11.       O modelo agrário dominante necessita da biotecnologia para desenvolver-se. Os CULTIVOS TRANSGÊNICOS constituem hoje uma ameaça para o desenvolvimento de outro modelo diferente. Desde Plataforma Rural a gente vem desenvolvendo um trabalho de pressão política e mobilização social contra os transgênicos que nos últimos anos tem aumentado devido ao total desprezo do governo anterior para a sensibilidade de agricultores, consumidores e organizações sociais. Nestes próximos meses será necessário continuar divulgando a legislação existente para uma aplicação transparente e correta da mesma no estado espanhol. Será necessário levantar os casos de contaminação transgênica e de resistências diversas geradas por estes cultivos de forma que possam elevar-se às instâncias pertinentes e demonstrem a necessidade da proibição. São fundamentais a formação e informação gerada entre os agricultores respeito a estes cultivos e é necessário conhecer onde estão os campos de cultivo comercial e experimental existentes na Espanha. Segue sendo necessária a ação direta neste tema como forma de reclamo público. Propomos continuar com a experiência já iniciada de criação de zonas livres de transgênicos em nível local ou autônomo.

 

12.       Desde Plataforma Rural queremos de novo reconhecer o papel transcendental da população rural que tem permitido a conservação de grande quantidade de saberes que constituem a base das culturas locais. Consideramos um bem comum esta bagagem e consideramos um dever valoriza-lo e conserva-lo para apreender dele. O objetivo é recuperar, sistematizar, valorar e transmitir este conjunto de conhecimentos e saberes camponeses. Continuamos em nosso esforço de por em marcha uma Universidade Rural que reconheça simplesmente estes saberes que hoje se perdem . O projeto está em marcha e nele nos integramos 22 grupos locais.
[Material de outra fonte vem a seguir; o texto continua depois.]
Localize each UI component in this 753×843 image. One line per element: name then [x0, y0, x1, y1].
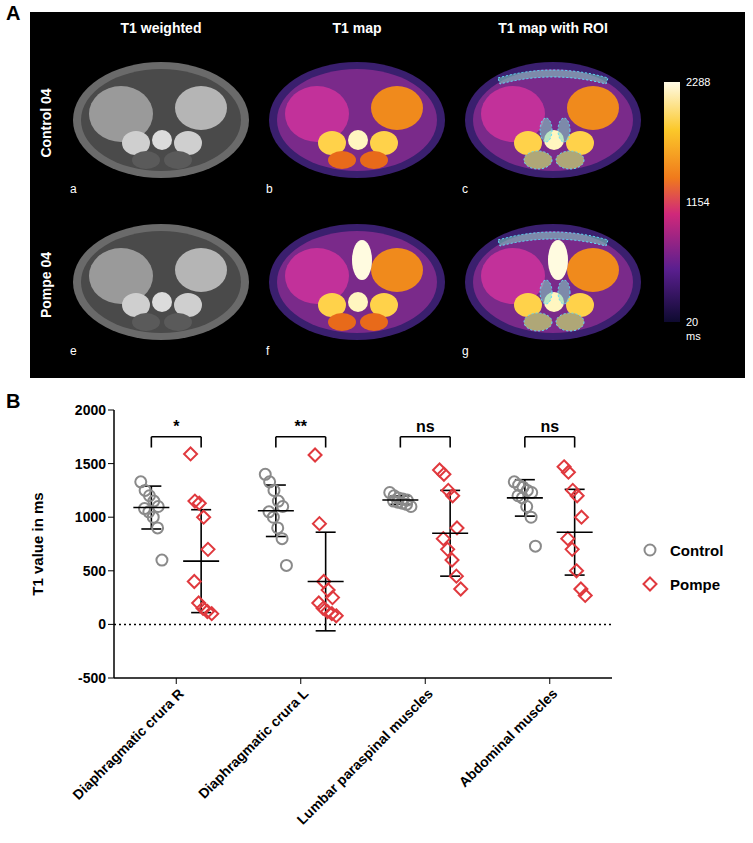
html-text:Control 04: Control 04 [38, 88, 54, 158]
svg-text:**: ** [295, 418, 308, 435]
svg-text:ns: ns [416, 418, 435, 435]
html-text:T1 map: T1 map [332, 20, 382, 36]
html-text:Pompe: Pompe [670, 575, 720, 593]
svg-text:Lumbar paraspinal muscles: Lumbar paraspinal muscles [294, 685, 436, 827]
html-text:T1 map with ROI: T1 map with ROI [498, 20, 608, 36]
svg-text:500: 500 [83, 563, 107, 579]
svg-text:a: a [70, 182, 77, 196]
svg-text:20: 20 [686, 316, 698, 328]
svg-text:T1 value in ms: T1 value in ms [29, 492, 46, 595]
svg-text:g: g [462, 344, 469, 358]
svg-text:1154: 1154 [686, 196, 710, 208]
svg-text:1000: 1000 [75, 509, 106, 525]
svg-text:-500: -500 [78, 670, 106, 686]
svg-text:Diaphragmatic crura L: Diaphragmatic crura L [195, 685, 312, 802]
svg-text:ms: ms [686, 330, 701, 342]
svg-text:2000: 2000 [75, 402, 106, 418]
svg-text:f: f [266, 344, 270, 358]
svg-text:1500: 1500 [75, 456, 106, 472]
svg-text:Abdominal muscles: Abdominal muscles [456, 685, 561, 790]
svg-text:ns: ns [540, 418, 559, 435]
svg-text:b: b [266, 182, 273, 196]
svg-text:2288: 2288 [686, 76, 710, 88]
html-text:A: A [6, 2, 21, 24]
svg-text:*: * [173, 418, 180, 435]
svg-text:0: 0 [98, 616, 106, 632]
html-text:T1 weighted: T1 weighted [120, 20, 202, 36]
html-text:B: B [6, 390, 21, 412]
html-text:Pompe 04: Pompe 04 [38, 251, 54, 319]
svg-text:c: c [462, 182, 468, 196]
svg-text:Diaphragmatic crura R: Diaphragmatic crura R [69, 685, 187, 803]
svg-text:e: e [70, 344, 77, 358]
html-text:Control: Control [670, 541, 724, 559]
Para o desenvolvimento do mesmo estamos fortalecendo as associações no território, a constituição da associação estatal e a aliança com experiências semelhantes no resto da Europa. Nos próximos meses nos esforçaremos em por em marcha o projeto de cooperação interterritorial.

 

13.       O patrimônio genético que constituem as sementes e a diversidade cultural associada às variedades locais segue sofrendo uma perda aumentada pelo esquecimento e favorecida pelas grandes empresas dedicadas a sua produção industrial. O conhecimento associado a nossos agricultores maiores se perde pouco a pouco. As leis de patentes atacam o direito do agricultor de produzir e intercambiar suas variedades e aos bancos de germoplasma que deveriam conservar estas variedades são totalmente abandonados. Frente a isto desde Plataforma Rural favorecemos o desenvolvimento de una REDE DE SEMENTES que se preocupasse pela manutenção, conservação e reprodução de esta biodiversidade existente. Neste momento sentimos a necessidade de fortalecer este vínculo e consolidar a rede como instrumento de pressão. Para que este processo se consolide vemos necessário em um primeiro lugar centralizar e compartir depois toda a informação sobre os diferentes projetos e grupos locais. Estabelecer uma estratégia de luta política frente ao tramado legal e institucional que impede o desenvolvimento da reprodução, intercâmbio, multiplicação de variedades locai assim como seu registro. A luta contra os direitos de propriedade intelectual que impedem o acesso aos recursos filogenéticos e um trabalho com o agricultor e agricultora sobre tudo das zonas mais isoladas onde ainda se conservam variedades autóctones. Consideramos fundamental estabelecer nexos com os investigadores interessados neste campo.

 

Sem mais e sendo esta nossa convicção damos por concluído o IV Foro por um Meio Rural Vivo. Em El Escorial em 21 de Março de 2004.

 

 

GLOBALIZEMOS A LUTA, GLOBALIZEMOS A ESPERANÇA!!